What do Middle Eastern suicide bombers say before they blow up?
I weel sho u wot da bom bom is! ALLAH!
Donโt make jokes about 9/11. My dad was the best Middle Eastern pilot.
I called a suicidal hotline in Iraq and they asked me if I could drive a truck.
Got kidnapped in Iran. Luckily, I ran.
Looking out for becoming a pilot, can y'all suggest some good mosques?
Don't want to learn the landing part, though, Allah said it's unnecessary.
You shouldn't joke about 9/11. My grampa died on 9/11. He was the best pilot in all of Saudi Arabia.
In Syria, there are no Walmarts, only Targets.
My uncle died on September 11. He was the greatest pilot in all of Saudi Arabia.

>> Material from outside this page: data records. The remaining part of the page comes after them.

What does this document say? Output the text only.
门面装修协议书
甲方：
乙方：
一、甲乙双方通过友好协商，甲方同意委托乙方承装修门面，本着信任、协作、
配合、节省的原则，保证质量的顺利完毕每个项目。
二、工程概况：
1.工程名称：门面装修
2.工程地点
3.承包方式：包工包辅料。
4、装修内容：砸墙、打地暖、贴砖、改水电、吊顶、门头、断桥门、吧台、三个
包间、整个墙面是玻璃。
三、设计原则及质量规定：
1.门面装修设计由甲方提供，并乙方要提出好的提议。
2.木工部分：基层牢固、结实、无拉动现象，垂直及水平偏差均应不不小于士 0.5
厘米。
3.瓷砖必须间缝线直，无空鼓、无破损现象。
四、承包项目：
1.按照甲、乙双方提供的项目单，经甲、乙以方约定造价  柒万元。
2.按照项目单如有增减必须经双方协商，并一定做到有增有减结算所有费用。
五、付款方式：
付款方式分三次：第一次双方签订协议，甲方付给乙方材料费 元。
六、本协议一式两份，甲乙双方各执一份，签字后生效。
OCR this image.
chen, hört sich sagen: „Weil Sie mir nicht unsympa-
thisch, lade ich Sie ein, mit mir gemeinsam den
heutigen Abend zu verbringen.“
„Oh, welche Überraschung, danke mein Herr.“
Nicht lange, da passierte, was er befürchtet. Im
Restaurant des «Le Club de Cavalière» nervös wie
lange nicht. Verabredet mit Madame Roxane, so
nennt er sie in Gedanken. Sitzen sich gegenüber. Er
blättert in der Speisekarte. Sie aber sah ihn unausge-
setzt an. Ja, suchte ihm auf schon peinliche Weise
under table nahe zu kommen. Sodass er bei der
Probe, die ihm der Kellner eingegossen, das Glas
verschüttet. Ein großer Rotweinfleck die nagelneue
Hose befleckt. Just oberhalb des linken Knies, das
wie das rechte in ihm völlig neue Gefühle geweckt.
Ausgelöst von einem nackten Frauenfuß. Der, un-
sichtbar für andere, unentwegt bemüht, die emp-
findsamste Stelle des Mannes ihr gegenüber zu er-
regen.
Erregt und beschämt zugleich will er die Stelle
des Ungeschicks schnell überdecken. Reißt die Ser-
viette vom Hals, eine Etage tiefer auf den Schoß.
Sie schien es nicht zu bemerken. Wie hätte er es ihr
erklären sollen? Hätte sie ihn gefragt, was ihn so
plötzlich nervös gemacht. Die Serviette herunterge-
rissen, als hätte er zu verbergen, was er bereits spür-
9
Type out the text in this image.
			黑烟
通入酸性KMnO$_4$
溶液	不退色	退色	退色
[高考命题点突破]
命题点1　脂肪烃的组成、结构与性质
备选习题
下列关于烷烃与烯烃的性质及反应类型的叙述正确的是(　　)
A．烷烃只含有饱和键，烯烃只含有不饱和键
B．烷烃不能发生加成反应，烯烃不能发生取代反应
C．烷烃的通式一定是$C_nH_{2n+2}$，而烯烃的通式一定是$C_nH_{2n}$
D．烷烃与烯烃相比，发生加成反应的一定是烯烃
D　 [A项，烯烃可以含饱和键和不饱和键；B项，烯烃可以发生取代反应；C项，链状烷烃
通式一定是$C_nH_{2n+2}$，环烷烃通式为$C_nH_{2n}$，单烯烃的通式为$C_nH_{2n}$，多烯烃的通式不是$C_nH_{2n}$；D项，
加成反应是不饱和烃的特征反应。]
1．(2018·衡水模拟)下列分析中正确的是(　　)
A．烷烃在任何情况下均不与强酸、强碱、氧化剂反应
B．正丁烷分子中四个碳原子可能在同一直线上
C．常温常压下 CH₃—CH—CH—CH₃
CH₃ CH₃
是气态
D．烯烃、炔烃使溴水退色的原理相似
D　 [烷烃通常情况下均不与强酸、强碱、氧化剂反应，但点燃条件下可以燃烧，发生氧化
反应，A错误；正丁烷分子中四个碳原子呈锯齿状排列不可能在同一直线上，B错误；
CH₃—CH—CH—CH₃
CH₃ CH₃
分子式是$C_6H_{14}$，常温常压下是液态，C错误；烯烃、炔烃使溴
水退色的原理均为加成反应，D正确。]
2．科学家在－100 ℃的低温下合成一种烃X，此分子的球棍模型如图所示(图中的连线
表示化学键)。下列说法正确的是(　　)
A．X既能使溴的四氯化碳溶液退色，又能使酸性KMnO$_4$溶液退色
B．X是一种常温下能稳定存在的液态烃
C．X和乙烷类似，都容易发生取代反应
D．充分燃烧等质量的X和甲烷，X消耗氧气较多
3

I would like to thank my favorite President Barack Obama. Sorry, Barack Obama and my uncle Obama bin Laden. I mean Osama bin Laden. Sorry, hummus in my throat.
Why did my dad bring a bomb vest to fit in with his Taliban brothers?
Little Herobrine, I'm cumming in ur mom! Call me Saddam Hussein cuz I'm dropping rap bombs!!
"9/11 was not funny; it was plane wrong because my dad was the best fucking pilot in Jeddah."
Osama Bin Laden is the best Angry Birds player of all time.
What was Osama bin Laden's favorite drink? Double Manhattan.
If you call the number 800-273-8500 in Afghanistan, they say, "Can you fly a plane?"
I called a suicide hotline in Iraq... They got excited and asked if I could drive a truck.
When I called the suicide hotline in Afghanistan, they got all excited and asked if I could fly a plane.
"Suicide is the 10th leading cause of death"?
Maybe in infidel America but.... it is #1 in the Glorious Iran.